In light of Ms. Smith’s disregard for the clear import of these sanctions, the Court ORDERS Ms. Smith to show cause why the Court should not impose additional sanctions pursuant to Federal Rule of Civil Procedure 11(c). Specifically, Ms. Smith shall explain why her contentions that plaintiffs’ notice of rescission was effective on mailing and that plaintiffs’ loan was never consummated “are warranted by existing law or by a nonfrivolous argument for extending, modifying, or reversing existing law or for establishing new law,” see Fed. R. Civ. P. 11(b)(2), in light of the plethora of cases in which Ms. Smith has served as counsel, including Johnson v. Nationstar Mortgage and Johnson v. Bank of New York Mellon, which have thoroughly rejected these arguments.
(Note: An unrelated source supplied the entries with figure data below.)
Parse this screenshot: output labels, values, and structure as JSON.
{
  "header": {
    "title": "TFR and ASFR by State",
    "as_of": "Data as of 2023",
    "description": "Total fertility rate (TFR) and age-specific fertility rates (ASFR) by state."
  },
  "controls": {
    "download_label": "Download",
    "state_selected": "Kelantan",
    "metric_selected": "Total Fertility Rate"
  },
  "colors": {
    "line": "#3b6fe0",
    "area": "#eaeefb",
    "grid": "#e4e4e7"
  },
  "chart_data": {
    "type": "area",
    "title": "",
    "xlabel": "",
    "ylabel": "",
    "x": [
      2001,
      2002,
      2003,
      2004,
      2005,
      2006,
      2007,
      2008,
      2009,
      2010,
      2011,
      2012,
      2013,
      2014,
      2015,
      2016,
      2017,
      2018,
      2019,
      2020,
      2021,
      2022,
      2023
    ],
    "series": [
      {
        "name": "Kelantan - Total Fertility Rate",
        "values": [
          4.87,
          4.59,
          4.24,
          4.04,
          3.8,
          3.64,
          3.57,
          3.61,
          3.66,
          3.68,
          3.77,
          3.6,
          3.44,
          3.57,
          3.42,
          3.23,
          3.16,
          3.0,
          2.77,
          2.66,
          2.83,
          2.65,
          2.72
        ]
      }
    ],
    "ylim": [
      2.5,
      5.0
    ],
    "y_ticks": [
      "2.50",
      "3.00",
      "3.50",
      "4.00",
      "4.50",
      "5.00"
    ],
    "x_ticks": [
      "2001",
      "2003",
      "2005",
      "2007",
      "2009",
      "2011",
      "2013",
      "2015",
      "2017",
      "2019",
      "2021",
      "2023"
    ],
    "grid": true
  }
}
Ms. Smith’s conduct is especially concerning given that she may be accepting money from clients in exchange for her pursuit of entirely frivolous rescission actions on their behalf. Accordingly, the Court is considering monetary sanctions of $5,000 and reimbursement of any attorney’s fees and costs paid by plaintiffs in connection with this case. In addition, because it is clear that even significant monetary sanctions have not sufficed to deter repetition of the conduct, see Fed. R. Civ. P. 11(c)(4), the Court is considering the imposition of one or both of the following non-monetary sanctions: (1) requiring Ms. Smith to file a copy of this Order, together with any order imposing sanctions, each time she files a TILA rescission action in federal court; and (2) referral to the Washington State Bar Association.
Obviously, the responding attorney may be able to defend her conduct or show that her actions were reasonable.